Choo Chiang Holdings
Market Leader Set To Benefit From Strong Growth In The Construction Sector
With a dominant position in the distribution of electrical products, Choo Chiang has benefitted from the strong growth in demand for its products, with 2021 EPS growing 190% yoy. We expect Choo Chiang to achieve EPS growth of 13% yoy for 2022, driven by higher sales of its own brand products and tie-ups with contractors for better order visibility. Also, divestment of its existing investment properties could unlock value. We initiate coverage with a BUY and target price of S$0.56, pegged to 12x 2022F mean PE.
• Dominant position in distribution of electrical products with robust earnings growth.
Choo Chiang Holdings (Choo Chiang) has established sturdy relationships with building contractors, renovation contractors and interior designers. Today, it has a 60% market share in Singapore, where it operates 10 retail branches and retails over 30 third-party brands along with its own proprietary brands CCM and CRM. As the construction sector recovers, Choo Chiang is well-positioned to benefit from the increase in sales of electrical products. Total units of Housing and Development Board (HDB) and private resale units sold rose 18% and 82% respectively in 2021, and we expect renovation works to be Choo Chiang’s key growth driver. For 2022, we expect Choo Chiang’s EPS to grow 13% yoy.
• Divestment of investment properties could unlock deep value. Choo Chiang owns 12 investment properties whose occupancy rates have since fully recovered. Also, recentlyimplemented cooling measures have diverted more liquidity into commercial properties. As of end-21, we estimate the fair value of the properties at S$15m vs their carrying value of around S$13m. Upon divestment of these properties, Choo Chiang could enjoy a capital gain of at least S$2m, representing around 20% of 2022 earnings with net proceeds of S$15m, roughly 20% of its current market cap.
• Initiate coverage with BUY and a target price of S$0.56, pegged to 12x 2022F PE (fiveyear mean PE). We think that Choo Chiang’s current valuation of 8x 2022F PE and 2022 dividend yield of 6.3% are attractive, given the group’s dominant market share, strong EPS growth and huge net cash of around S$22m (around 30% of market cap).
• Delays in construction to fuel short-term demand. HDB resale flats, a main driver of revenue for Choo Chiang, are expected to generate strong demand for Choo Chiang’s electrical products. HDB resale demand is expected to stay elevated, boosted by delays in the construction of new BTO flats. According to the Ministry of National Development, 85% of BTO projects are about 6-9 months behind schedule. Given an average construction cycle of 4-5 years, potential buyers have shifted to resale flats to avoid longer waiting times. This industry shift has driven demand for home renovations and, in turn, for electrical products and accessories. Suppliers like Choo Chiang will benefit.

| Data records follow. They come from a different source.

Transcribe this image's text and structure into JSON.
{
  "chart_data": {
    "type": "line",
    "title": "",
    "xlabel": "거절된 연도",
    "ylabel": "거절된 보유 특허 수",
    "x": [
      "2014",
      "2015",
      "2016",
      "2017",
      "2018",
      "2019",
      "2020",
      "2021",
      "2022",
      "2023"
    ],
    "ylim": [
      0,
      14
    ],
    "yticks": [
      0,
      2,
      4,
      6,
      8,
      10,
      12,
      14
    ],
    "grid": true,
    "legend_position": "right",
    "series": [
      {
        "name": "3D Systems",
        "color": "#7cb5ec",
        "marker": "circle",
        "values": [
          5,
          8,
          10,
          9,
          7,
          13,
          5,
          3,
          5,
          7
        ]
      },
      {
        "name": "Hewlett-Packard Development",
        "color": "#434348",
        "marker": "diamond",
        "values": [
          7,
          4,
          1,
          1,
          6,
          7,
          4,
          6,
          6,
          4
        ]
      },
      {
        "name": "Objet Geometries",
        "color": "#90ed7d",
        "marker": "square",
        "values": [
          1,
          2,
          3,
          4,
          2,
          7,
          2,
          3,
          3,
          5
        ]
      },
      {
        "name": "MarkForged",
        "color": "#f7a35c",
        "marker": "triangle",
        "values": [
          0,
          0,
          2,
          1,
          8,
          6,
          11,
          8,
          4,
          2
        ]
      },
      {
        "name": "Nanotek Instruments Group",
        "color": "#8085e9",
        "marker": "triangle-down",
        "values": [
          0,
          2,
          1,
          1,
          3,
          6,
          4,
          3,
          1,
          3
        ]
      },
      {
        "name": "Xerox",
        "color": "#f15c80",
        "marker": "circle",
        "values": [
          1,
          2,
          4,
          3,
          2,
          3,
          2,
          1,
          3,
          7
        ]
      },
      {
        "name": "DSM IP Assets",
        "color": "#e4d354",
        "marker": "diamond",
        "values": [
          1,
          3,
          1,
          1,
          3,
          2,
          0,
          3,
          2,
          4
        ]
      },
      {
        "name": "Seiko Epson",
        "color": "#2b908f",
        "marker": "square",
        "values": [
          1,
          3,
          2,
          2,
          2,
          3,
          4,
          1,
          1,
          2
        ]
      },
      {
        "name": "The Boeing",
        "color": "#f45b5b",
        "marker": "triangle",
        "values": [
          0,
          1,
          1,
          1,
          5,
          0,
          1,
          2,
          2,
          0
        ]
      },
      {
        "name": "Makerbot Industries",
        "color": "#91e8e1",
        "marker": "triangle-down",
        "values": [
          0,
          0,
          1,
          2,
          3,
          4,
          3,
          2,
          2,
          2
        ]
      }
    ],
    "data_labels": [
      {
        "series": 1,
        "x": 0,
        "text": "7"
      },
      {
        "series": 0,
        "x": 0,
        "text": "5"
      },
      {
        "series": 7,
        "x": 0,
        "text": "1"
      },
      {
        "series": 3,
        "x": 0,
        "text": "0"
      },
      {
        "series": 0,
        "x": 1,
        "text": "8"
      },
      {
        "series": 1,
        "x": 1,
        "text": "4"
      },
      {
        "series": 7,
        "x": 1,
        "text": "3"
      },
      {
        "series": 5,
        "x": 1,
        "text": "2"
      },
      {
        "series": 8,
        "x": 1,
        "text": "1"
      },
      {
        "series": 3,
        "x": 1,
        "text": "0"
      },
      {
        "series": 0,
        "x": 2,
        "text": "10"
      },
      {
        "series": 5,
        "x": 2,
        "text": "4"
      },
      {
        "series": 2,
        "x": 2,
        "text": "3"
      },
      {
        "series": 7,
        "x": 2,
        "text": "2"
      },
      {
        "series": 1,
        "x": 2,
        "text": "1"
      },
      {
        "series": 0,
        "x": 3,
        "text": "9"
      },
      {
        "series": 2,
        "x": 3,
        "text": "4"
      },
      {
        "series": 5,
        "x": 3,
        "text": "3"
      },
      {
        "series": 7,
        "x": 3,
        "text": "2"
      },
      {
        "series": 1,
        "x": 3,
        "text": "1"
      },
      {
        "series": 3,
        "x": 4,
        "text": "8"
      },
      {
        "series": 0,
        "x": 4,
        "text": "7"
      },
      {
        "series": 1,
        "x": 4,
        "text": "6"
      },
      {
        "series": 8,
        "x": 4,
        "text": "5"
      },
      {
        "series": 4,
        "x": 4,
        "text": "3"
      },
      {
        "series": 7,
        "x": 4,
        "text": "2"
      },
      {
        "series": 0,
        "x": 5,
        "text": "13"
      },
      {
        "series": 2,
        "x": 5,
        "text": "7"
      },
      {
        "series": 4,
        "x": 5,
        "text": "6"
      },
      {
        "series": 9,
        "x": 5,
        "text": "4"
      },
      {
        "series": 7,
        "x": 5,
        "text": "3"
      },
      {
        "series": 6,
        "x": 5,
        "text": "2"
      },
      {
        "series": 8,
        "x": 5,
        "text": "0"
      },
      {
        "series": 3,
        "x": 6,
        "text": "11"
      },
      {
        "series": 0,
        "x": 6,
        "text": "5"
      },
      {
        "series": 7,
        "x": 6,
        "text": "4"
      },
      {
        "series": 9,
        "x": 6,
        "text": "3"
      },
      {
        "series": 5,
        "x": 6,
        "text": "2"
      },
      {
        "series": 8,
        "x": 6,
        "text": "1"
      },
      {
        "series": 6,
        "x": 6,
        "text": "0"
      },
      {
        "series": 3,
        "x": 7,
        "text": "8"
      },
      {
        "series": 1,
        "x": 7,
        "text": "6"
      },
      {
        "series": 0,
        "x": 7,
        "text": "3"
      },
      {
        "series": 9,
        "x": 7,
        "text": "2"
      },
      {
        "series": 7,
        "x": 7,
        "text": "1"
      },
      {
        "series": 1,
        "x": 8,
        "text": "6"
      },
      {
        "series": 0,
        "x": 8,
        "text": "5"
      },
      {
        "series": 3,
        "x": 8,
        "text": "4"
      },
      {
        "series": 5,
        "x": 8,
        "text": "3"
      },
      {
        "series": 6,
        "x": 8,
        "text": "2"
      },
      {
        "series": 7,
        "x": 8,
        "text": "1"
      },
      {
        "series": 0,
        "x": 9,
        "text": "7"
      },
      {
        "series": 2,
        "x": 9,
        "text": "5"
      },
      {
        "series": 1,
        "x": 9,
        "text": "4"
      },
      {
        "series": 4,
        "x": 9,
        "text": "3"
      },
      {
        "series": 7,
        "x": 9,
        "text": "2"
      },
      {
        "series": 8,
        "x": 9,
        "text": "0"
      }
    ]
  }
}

• Beneficiary of rising number of BTO launches, which will drive longer-term demand for electrical products. The HDB plans to launch up to 23,000 flats per year in 2022-23, a significant increase from the 48,509 flats launched in the last three years (16,170 flats per year). As HDB housing forms a significant part of Choo Chiang’s demand, the increase in BTO supply would help support and boost Choo Chiang’s revenue moving forward.
• Expect gross margin expansion. As Choo Chiang targets to increase the contribution of its proprietary brands’ products, we expect gross margin to expand gradually to 30.0%/30.5%/31.0% for 2022/23/24. Coupled with strong revenue growth of 10%/8%/8%, this gross margin expansion will drive earnings growth of 13.4%/11.7%/11.6% for 2022/23/24 respectively.
• Risks include: a) Potential supply disruption of key electrical products; b) termination of supply agreements by third-party suppliers, and c) slowdown in the construction industry due to more property cooling measures.
• Initiate coverage with BUY and a target price of S$0.56, pegged to 12x 2022F PE, its historical five-year average PE. Our valuation multiple is conservative as it is at a 20% discount compared with peers’ average of 15x 2022F PE. We think that Choo Chiang’s current valuation of 8x 2022F PE and dividend yield of 6.3% are attractive, given its dominant market share position and attractive EPS growth profile of 12% CAGR for 2021-24 and huge net cash of S$22m (around 30% of market cap). Compared with its peers, Choo Chiang offers higher growth, ROE and dividend yield.
SHARE PRICE CATALYST
• Better-than-expected property demand, share buybacks, earnings accretive M&As.
BUY by UOB Kay Hian Research. Share price closed at $0.37.